— Ну что ты, — успокоила ее Ленка, — мы бы так никогда не поступили.
— Я уже не очень-то верю людям.
— Если никому не верить, долго не протянешь, — высказался я.
— Я знаю, — кивнула Акварель. — Но когда тебя несколько раз предают или используют, вера в людей исчезает.
— Один предал, другие — враги? — прицепился я.
— Не один, — блеснула она глазами.
— Не чеши всех под одну гребенку, — посоветовал я. Не скрою, мне было неприятно, что Акварель сравнивала нас со своими дружками-предателями.
— Я никого не хотела обидеть, — сказала художница примирительно.
— Ничего, — буркнул я.
Через несколько минут атмосфера улучшилась, и враждебность из меня вышла. Я сам не мог объяснить то странное чувство, которое меня охватывало, когда я переступал порог этой квартиры. В тот раз было то же самое, а через некоторое время (кстати, очень короткое время) все сглаживалось, и художница начинала мне нравиться. Пожалуй, Писа права, Акварель — хороший человек.
Мы снова сидели на кухне и пили кофе.
— Что ты решила по поводу Б… магов? — спросил я.
— Не могу забыть то, что видела, — в свойственной ей резкой манере ответила Акварель.

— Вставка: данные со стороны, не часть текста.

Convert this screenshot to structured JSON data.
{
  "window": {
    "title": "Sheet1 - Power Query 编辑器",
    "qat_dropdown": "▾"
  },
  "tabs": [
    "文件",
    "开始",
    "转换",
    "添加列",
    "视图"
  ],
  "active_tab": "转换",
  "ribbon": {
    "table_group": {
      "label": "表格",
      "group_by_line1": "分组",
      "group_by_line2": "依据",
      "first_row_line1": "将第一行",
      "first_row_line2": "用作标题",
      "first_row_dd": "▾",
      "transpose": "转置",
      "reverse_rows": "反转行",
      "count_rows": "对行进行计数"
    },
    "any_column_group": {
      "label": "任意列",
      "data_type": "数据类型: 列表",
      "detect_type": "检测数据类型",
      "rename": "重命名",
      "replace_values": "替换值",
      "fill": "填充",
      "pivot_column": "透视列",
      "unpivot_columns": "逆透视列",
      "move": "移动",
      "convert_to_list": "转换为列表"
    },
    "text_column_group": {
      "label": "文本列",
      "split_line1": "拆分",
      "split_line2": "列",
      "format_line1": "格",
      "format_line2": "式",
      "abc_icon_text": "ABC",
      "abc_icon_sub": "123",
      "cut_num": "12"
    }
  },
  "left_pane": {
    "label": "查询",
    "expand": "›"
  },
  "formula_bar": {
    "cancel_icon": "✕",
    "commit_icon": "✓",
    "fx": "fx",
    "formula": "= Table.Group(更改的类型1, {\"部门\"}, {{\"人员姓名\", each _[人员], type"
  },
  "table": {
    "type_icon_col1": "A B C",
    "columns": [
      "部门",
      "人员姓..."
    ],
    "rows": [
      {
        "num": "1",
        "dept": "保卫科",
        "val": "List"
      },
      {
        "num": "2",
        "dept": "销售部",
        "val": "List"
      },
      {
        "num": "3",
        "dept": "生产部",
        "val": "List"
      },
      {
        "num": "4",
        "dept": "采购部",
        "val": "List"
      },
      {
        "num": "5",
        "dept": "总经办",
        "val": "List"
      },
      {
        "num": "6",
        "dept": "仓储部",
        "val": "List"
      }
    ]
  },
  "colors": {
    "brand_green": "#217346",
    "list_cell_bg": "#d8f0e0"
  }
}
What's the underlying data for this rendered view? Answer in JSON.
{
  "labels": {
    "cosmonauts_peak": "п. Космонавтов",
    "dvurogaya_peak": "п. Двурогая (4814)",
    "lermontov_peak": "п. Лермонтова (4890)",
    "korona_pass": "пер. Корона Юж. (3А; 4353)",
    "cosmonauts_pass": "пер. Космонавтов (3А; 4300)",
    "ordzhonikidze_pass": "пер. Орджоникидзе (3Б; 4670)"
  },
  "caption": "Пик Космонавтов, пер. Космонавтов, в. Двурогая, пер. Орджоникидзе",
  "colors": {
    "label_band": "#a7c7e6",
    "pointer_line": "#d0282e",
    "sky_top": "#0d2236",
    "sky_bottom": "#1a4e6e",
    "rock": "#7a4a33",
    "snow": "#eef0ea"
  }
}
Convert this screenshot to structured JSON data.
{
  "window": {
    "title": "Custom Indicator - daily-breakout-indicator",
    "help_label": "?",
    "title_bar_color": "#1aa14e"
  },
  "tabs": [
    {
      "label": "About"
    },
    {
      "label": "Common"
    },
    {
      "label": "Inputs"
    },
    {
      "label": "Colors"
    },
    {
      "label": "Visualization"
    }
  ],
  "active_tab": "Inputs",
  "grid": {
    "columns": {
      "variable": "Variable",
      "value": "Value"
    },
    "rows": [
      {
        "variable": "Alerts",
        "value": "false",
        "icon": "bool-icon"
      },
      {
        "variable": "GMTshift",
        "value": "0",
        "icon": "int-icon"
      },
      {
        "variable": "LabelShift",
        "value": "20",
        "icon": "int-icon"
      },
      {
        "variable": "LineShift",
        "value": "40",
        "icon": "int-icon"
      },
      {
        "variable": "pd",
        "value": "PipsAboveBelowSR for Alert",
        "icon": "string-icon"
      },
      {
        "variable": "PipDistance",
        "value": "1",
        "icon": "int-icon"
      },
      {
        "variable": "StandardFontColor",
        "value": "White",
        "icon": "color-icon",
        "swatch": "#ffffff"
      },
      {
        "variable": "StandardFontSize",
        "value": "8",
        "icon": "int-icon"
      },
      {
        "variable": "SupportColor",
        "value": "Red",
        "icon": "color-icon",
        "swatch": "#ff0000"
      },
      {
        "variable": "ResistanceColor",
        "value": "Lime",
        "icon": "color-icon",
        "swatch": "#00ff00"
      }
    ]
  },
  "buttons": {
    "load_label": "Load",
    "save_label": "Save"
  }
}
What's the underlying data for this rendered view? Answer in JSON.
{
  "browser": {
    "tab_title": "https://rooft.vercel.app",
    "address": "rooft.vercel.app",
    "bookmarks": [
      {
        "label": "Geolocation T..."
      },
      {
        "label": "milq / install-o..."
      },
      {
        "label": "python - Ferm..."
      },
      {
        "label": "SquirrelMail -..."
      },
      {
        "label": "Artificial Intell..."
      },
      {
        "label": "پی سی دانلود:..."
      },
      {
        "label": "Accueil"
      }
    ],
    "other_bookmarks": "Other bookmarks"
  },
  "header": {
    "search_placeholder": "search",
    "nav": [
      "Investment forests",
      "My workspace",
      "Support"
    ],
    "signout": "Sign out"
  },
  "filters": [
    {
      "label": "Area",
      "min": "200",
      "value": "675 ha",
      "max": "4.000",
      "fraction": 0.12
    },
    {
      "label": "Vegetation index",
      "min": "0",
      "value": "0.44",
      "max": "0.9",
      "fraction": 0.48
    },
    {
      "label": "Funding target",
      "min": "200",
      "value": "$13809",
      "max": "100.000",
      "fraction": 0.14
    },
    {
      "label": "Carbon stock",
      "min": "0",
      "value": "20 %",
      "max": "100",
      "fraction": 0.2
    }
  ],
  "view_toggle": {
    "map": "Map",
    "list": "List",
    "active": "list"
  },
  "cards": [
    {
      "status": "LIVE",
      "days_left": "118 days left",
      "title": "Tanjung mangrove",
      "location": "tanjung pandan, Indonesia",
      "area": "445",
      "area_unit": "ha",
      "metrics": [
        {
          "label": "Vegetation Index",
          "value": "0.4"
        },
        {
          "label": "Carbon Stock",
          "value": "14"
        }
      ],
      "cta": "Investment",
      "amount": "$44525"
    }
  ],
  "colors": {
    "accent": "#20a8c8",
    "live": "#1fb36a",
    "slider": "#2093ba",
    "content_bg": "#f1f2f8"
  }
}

— Не забыть, а перестать говорить об этом, — напомнила Ленка.
Акварель задумалась, а потом поинтересовалась:
— Если я соглашусь, вы обрадуетесь, что выполнили работу, и больше не появитесь?
— Мы что похожи на отъявленных лицемеров? — возмутился я. — Мы действительно хотим тебе помочь.
— Правда?
— Не хочешь, не верь, — откликнулся я, изображая равнодушие
— Конечно правда, — заверила Писарева.
— Я вам верю, — еще раз подумав, решила Акварель. — И я бы хотела показать вам кое-что — мой новый рисунок. Я его всю ночь рисовала, пока в памяти черты не стерлись.
Что-то мне не понравилось во взгляде, который художница бросила на меня, но я посчитал это паранойей, и мы пошли в мастерскую.
— Проходите, — Акварель распахнула перед нами святая святых своего жилища.
И мы прошли.
Надо сказать, в комнате произошли разительные перемены. Куча набросанных вчера на полу изображений Брагоса была собрана и аккуратно убрана в угол. Да и на мольберте тоже был новый рисунок. Очевидно, именно его Акварель и хотела нам продемонстрировать.
Я широко распахнул глаза при виде ее нового шедевра, а шедевром ее работа была, без сомнения. Я даже не подозревал, что можно так нарисовать человека. Лицо на холсте было изображено лучше, чем на самой качественной фотографии.
— Ну как? — гордо осведомилась Акварель.
Вы уже догадались, чей это был портрет? Нет? Скажу прямо: мой. И какой! Как зеркальное отражение. Нет, лучше.
Честное слово, я не знал, что сказать. Только зачем ей рисовать какого-то парня, которого она видела только один единственный раз?
— Как живой! — заворожено промолвила Ленка.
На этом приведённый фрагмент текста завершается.